The electron energy-loss spectra of the group VIb transition metal hexacarbonyls have been studied in the 0 eV to 15 eV region. The differential cross sections were obtained for several features in the 3-7 eV energy-loss region. The symmetry-forbidden nature of the ¹A_1g → ¹A_1g, 2t_2g(π) → 3t_2g(π*) transition in these compounds was confirmed by the high-energy, low-angle behavior of their relative intensities. Several low lying transitions have been assigned to ligand field transitions on the basis of the energy and angular behavior of the differential cross sections for these transitions. No transitions which could clearly be assigned to singlet → triplet excitations involving metal orbitals were located. A number of states lying above the first ionization potential have been observed for the first time. A number of features in the 6-14 eV energy-loss region of the spectra of these compounds correspond quite well to those observed in free CO.

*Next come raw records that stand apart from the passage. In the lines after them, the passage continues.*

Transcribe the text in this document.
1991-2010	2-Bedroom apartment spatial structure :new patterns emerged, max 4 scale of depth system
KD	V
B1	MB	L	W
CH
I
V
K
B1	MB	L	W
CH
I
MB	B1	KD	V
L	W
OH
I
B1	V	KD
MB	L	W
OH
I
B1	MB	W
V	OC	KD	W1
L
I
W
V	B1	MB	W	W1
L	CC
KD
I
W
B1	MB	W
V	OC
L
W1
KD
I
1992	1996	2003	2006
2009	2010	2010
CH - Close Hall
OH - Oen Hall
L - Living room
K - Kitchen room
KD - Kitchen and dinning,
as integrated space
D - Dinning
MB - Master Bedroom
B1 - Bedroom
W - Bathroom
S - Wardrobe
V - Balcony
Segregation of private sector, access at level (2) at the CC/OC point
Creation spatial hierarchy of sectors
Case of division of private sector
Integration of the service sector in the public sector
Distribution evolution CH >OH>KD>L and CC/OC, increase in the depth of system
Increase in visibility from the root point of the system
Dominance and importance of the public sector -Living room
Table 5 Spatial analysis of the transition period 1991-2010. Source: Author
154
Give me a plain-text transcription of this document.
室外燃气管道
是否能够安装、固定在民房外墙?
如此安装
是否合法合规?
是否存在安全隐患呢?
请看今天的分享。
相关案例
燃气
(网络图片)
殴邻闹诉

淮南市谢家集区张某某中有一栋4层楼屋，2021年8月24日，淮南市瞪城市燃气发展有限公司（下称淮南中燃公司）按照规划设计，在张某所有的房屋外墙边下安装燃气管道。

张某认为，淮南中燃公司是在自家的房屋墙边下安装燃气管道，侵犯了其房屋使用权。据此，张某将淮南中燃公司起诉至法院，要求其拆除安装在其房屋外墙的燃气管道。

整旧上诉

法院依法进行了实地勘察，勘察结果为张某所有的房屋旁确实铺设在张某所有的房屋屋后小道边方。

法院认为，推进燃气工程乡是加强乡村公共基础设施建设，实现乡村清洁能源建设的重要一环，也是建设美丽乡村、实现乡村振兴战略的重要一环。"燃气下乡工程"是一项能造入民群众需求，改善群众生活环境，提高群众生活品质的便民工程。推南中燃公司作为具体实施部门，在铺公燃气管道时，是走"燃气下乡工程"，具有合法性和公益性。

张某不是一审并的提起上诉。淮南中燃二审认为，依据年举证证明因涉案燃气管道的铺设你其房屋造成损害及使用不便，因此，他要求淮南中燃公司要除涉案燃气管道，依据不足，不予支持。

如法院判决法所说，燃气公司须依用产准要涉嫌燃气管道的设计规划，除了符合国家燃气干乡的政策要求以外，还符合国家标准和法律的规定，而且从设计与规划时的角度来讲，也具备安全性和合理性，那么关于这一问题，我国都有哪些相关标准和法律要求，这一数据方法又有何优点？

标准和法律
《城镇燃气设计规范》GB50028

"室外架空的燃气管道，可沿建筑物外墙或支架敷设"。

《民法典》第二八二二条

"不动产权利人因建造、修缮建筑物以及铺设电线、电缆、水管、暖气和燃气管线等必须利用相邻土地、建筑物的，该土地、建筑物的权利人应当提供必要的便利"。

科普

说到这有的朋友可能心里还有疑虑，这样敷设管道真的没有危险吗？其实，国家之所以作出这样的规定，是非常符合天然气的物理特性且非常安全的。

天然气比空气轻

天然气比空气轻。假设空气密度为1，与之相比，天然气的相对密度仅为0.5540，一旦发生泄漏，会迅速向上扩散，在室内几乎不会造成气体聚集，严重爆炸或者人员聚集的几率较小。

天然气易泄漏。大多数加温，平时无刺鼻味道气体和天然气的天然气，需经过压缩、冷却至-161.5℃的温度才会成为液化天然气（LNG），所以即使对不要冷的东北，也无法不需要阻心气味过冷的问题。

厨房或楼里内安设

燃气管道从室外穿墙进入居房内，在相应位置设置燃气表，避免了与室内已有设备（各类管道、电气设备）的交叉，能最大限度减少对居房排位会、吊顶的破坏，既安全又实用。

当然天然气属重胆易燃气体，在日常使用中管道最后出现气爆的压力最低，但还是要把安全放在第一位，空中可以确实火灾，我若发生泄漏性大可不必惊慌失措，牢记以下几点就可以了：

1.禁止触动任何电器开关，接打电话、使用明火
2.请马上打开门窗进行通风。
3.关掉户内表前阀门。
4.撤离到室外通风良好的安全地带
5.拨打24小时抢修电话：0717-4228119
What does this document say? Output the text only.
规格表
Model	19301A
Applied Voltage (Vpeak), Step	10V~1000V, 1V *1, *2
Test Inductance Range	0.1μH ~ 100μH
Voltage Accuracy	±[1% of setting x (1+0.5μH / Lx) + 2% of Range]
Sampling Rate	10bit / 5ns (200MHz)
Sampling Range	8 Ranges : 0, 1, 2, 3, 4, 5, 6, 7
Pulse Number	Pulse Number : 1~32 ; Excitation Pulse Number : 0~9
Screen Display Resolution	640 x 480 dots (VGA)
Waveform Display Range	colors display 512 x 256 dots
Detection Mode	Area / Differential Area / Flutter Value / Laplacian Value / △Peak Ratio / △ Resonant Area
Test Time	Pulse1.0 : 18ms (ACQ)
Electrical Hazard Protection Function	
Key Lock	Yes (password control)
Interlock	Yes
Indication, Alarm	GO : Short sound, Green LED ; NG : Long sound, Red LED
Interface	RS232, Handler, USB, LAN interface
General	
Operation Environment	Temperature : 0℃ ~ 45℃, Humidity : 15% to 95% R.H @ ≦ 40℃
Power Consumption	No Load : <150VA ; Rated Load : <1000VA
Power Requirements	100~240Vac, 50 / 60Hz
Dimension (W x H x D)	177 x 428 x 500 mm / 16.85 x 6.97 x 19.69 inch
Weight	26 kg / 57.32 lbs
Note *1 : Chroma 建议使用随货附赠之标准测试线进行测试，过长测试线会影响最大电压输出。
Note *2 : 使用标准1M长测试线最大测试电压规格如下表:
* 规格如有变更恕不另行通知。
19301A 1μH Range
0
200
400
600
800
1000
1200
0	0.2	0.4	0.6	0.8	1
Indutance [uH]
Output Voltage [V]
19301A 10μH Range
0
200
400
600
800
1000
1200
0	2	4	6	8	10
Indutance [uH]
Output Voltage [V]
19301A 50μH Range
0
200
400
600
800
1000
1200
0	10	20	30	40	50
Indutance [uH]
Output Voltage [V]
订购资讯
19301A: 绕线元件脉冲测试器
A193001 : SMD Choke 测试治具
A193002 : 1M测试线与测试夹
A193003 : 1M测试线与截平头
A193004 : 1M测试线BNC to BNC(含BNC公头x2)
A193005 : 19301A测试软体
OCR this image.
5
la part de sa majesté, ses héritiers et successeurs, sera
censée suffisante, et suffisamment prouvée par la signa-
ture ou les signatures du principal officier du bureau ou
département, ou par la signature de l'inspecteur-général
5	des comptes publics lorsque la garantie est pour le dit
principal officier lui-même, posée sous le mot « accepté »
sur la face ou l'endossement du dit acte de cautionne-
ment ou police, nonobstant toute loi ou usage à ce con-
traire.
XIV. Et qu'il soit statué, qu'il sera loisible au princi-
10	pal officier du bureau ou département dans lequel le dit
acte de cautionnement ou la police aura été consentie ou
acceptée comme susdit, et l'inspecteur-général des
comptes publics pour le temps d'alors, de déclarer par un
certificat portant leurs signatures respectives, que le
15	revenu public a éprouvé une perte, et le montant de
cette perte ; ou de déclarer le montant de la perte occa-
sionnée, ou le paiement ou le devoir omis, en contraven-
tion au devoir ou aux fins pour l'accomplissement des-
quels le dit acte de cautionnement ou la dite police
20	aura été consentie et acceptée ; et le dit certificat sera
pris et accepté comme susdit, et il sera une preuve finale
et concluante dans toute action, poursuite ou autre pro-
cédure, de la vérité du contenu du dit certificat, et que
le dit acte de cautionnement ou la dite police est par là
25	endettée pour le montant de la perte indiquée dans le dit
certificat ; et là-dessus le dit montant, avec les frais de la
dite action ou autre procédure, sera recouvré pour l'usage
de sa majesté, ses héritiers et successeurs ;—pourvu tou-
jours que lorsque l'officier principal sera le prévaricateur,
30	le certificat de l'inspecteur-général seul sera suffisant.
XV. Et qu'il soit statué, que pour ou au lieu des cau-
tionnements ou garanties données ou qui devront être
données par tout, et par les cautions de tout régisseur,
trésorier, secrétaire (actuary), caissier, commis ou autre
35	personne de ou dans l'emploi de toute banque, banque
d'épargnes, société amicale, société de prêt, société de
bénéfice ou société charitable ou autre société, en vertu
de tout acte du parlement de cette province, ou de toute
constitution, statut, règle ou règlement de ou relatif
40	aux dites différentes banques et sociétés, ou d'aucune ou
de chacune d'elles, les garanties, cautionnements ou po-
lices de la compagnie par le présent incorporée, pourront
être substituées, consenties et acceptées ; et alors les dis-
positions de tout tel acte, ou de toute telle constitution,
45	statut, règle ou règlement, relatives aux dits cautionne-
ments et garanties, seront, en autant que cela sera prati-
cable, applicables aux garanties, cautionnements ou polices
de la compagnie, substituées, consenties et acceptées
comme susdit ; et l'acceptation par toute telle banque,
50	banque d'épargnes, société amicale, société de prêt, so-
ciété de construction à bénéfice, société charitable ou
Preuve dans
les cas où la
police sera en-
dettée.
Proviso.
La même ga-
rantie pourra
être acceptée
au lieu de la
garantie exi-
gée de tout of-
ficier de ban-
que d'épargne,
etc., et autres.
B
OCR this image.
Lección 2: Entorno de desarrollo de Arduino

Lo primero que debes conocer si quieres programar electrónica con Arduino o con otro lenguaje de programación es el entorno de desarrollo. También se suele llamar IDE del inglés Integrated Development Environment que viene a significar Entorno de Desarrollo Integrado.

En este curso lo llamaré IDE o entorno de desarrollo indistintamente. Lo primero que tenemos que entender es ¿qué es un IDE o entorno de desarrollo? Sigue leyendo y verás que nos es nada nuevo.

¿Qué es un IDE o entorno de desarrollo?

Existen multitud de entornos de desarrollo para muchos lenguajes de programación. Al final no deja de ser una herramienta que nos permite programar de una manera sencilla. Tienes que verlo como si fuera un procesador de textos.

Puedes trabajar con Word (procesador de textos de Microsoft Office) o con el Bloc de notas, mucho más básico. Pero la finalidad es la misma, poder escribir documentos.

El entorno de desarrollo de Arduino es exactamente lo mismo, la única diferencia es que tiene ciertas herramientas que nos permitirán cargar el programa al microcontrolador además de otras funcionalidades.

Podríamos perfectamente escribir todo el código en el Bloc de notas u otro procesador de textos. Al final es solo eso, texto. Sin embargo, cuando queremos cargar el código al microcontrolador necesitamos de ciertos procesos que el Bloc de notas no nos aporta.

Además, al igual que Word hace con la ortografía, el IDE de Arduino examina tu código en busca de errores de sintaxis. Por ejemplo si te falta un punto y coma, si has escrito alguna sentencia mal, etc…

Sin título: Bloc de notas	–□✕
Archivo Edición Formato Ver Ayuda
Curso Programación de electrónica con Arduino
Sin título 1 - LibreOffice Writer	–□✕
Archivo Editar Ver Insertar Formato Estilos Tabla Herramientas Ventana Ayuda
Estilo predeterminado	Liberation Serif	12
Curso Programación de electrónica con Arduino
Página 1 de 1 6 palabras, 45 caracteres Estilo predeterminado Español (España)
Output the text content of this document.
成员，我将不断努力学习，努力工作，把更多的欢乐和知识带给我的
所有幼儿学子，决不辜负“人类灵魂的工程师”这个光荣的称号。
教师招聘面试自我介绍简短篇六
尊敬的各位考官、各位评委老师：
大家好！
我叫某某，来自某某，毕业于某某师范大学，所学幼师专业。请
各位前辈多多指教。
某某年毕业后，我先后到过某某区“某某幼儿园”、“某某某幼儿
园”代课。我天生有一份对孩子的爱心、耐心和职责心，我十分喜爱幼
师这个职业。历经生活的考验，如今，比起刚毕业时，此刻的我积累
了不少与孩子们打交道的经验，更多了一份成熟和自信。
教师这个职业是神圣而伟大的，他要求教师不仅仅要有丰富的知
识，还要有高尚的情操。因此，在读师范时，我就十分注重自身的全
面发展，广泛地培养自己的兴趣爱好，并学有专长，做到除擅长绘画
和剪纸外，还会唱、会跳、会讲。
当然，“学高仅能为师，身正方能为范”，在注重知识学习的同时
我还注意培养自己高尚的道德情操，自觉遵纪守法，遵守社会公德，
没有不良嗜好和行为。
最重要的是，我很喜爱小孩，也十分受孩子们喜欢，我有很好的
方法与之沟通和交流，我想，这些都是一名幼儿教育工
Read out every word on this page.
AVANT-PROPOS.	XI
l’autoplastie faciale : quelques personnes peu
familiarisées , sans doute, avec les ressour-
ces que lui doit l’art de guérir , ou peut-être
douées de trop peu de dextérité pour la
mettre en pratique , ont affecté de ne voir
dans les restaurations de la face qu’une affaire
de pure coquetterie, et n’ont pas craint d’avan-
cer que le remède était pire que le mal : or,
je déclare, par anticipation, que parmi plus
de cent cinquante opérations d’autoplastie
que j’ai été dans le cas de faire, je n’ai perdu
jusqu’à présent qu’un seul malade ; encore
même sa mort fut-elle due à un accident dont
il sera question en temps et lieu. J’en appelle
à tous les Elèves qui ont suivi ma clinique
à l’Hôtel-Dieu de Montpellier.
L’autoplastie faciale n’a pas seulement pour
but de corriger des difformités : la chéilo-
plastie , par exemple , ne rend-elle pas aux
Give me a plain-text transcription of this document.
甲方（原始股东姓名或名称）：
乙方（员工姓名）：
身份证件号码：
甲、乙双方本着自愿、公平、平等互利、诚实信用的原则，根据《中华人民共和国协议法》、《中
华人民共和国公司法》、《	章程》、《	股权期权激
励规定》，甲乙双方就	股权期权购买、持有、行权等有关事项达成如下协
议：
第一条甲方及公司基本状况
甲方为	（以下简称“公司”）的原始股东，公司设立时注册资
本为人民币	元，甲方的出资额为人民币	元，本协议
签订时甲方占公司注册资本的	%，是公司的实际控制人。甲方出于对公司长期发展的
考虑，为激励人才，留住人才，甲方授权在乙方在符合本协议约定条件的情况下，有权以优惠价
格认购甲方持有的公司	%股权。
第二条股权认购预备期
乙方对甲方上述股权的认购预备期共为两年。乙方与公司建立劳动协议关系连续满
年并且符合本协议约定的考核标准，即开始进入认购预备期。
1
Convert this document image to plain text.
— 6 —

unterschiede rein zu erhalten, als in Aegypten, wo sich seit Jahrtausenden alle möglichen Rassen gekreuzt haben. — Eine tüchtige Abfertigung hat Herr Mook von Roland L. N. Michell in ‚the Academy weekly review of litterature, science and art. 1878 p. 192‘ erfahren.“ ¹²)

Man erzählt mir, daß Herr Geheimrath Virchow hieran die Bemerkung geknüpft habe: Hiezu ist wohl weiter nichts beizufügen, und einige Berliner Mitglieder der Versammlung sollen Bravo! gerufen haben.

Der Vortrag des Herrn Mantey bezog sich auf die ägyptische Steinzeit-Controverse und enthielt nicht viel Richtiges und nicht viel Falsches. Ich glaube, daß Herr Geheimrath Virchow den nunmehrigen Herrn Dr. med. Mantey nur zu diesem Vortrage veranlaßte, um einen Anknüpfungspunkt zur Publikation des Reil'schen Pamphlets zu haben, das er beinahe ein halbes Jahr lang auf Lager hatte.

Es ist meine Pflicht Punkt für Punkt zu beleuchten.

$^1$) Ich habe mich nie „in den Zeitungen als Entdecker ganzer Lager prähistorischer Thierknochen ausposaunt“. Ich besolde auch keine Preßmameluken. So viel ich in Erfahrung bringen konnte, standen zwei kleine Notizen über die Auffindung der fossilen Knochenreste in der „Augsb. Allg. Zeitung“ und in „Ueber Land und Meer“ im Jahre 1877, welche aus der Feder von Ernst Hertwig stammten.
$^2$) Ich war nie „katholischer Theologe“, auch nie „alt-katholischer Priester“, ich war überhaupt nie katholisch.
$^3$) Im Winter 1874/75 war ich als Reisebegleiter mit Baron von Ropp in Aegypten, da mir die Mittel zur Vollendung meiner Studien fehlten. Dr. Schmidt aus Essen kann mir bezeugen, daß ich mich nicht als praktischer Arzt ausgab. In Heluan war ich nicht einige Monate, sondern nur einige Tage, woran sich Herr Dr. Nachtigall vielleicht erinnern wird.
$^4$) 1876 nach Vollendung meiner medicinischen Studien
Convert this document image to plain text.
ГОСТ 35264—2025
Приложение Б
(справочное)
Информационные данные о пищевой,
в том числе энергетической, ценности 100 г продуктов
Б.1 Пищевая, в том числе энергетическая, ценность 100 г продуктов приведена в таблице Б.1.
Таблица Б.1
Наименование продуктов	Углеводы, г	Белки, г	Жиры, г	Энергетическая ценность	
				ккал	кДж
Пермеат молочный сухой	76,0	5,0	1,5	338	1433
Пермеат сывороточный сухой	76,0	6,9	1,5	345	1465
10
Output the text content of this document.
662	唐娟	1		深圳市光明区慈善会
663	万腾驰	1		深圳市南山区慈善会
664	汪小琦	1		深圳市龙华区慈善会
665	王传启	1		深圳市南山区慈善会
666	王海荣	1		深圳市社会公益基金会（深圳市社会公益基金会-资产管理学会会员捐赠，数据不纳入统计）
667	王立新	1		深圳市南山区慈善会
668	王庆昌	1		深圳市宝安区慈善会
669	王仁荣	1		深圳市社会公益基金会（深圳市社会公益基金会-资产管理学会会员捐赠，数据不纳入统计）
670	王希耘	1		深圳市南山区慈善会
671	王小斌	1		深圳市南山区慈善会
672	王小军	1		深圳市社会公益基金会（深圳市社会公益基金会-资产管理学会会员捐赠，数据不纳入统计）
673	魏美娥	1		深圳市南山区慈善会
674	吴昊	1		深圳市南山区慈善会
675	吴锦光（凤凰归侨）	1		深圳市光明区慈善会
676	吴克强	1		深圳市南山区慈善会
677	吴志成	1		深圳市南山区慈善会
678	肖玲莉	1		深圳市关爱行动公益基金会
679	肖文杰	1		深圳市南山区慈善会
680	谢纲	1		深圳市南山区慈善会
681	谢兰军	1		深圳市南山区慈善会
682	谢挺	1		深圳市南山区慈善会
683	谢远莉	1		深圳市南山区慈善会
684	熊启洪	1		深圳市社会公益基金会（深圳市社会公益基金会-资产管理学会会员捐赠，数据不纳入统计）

A number of exploratory studies have been performed. The π → π*, N → T, singlet → triplet excitation has been located in vinyl bromide at 4.05 eV. We have also observed this transition at approximately 3.8 eV in a cis-/trans- mixture of the 1,2-dibromoethylenes. The low-angle spectrum of iron pentacarbonyl was measured over the energy-loss region extending from 2-12 eV. A number of transitions of 8 eV or greater excitation energy were observed for the first time. Cyclopropane was also studied at both high and low angles but no clear evidence for any spin- forbidden transitions was found. The electron-impact spectrum of the methyl radical resulting from the pyrolysis of tetramethyl tin was obtained at 100 eV incident energy and at 0° scattering angle. Transitions observed at 5.70 eV and 8.30 eV agree well with the previous optical results. In addition, a number of bands were observed in the 8-14 eV region which are most likely due to Rydberg transitions converging to the higher ionization potentials of this molecule. This is the first reported electron-impact spectrum of a polyatomic free radical.

Variable-angle photoelectron spectroscopic studies were performed on a series of three-membered-ring heterocyclic compounds. These compounds are of great interest due to their highly unusual structure. Photoelectron angular distributions using HeI radiation have been measured for the first time for ethylene oxide and ethyleneimine. The measured anisotropy parameters, β, along with those measured for cyclopropane were used to confirm the orbital correlations and photoelectron band assignments. No high values of β similar to those expected for alkene π orbitals were observed for the Walsh or Forster-Coulson-Moffit type orbitals.